Un'altra domanda era rivolta alla lotta interiore, alla posizione di fronte alle difficoltà e al combattimento spirituale. Philippe ha dichiarato che "Le difficoltà sono una chiamata alla lotta. Ma dobbiamo ricordare che non siamo soli in questo combattimento, ma che Dio è al centro di questo combattimento. Dobbiamo identificare i nemici nella nostra vita per poter combattere la battaglia. Preservare il nostro rapporto con il Signore durante questa battaglia è fondamentale per la vittoria. Con questo contatto con il Signore avremo la forza di combattere e di rialzarci. Anche se ci sono delle sconfitte, se si è con il Signore, non ci si scoraggia e non ci si abbatte. Perché la guerra è già stata vinta. La forza ci viene data dalla certezza della vittoria di Cristo risorto.". 

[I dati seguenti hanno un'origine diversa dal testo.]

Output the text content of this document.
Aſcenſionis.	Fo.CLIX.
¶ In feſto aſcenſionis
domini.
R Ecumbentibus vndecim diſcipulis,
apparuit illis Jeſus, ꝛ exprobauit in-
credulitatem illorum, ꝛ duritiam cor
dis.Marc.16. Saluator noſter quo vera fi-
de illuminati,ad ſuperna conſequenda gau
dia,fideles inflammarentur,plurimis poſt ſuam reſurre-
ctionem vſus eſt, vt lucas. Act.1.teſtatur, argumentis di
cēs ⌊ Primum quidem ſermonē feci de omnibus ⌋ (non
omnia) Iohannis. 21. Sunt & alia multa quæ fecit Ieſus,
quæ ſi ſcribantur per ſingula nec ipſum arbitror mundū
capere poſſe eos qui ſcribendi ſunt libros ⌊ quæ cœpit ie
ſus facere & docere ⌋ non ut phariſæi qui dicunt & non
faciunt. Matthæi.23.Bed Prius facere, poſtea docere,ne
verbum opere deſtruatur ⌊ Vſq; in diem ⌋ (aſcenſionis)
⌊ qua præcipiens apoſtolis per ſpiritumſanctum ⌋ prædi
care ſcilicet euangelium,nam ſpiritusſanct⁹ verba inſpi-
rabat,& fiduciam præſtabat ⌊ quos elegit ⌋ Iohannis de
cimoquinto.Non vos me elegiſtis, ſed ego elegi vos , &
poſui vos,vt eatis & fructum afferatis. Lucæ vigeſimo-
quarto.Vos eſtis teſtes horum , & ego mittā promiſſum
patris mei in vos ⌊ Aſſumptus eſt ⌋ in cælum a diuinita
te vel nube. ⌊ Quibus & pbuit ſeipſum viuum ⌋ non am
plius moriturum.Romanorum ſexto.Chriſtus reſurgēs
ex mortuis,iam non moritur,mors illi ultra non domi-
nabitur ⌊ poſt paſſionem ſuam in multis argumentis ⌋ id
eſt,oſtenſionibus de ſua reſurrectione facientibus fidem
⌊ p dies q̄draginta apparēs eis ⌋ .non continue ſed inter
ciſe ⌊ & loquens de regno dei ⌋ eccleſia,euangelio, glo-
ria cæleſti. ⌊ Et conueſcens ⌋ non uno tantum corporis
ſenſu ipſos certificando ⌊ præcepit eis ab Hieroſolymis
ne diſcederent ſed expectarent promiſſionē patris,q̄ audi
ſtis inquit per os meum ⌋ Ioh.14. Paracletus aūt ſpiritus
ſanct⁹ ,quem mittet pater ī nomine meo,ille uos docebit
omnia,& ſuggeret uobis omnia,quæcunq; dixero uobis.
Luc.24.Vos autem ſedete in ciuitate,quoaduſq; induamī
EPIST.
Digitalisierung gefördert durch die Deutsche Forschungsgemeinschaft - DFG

Durante questo momento di discussione, alcuni membri del pubblico si sono interessati alla vocazione di padre Philippe. "Ero credente fin da bambino, senza alcun desiderio o preoccupazione particolare. Ero appassionato di fisica, quindi volevo intraprendere una carriera scientifica. In quel periodo sono stata invitata a un ritiro spirituale.

"In modo sorprendente, ha detto padre PhilippeDurante questo ritiro, "ho ricevuto la chiamata del Signore con una forza straordinaria. Ho opposto un po' di resistenza, ma ho capito che quando Dio chiama, bisogna sempre rispondere affermativamente. Più tardi ho scoperto che la strada sarebbe stata quella di diventare sacerdote. Era un periodo difficile, il maggio 1968, quando molti sacerdoti lasciarono il ministero. Qualche anno dopo ho scoperto la Comunità delle Beatitudini, capendo che sarebbe stata la mia vocazione. Mi sono unito alla Comunità e in seguito sono stato ordinato sacerdote. La cosa più importante per me era avere quella vita spirituale con il Signore, alla quale Lui mi ha condotto.".

Si è così concluso un interessante Forum con l'autore che è già un classico della spiritualità.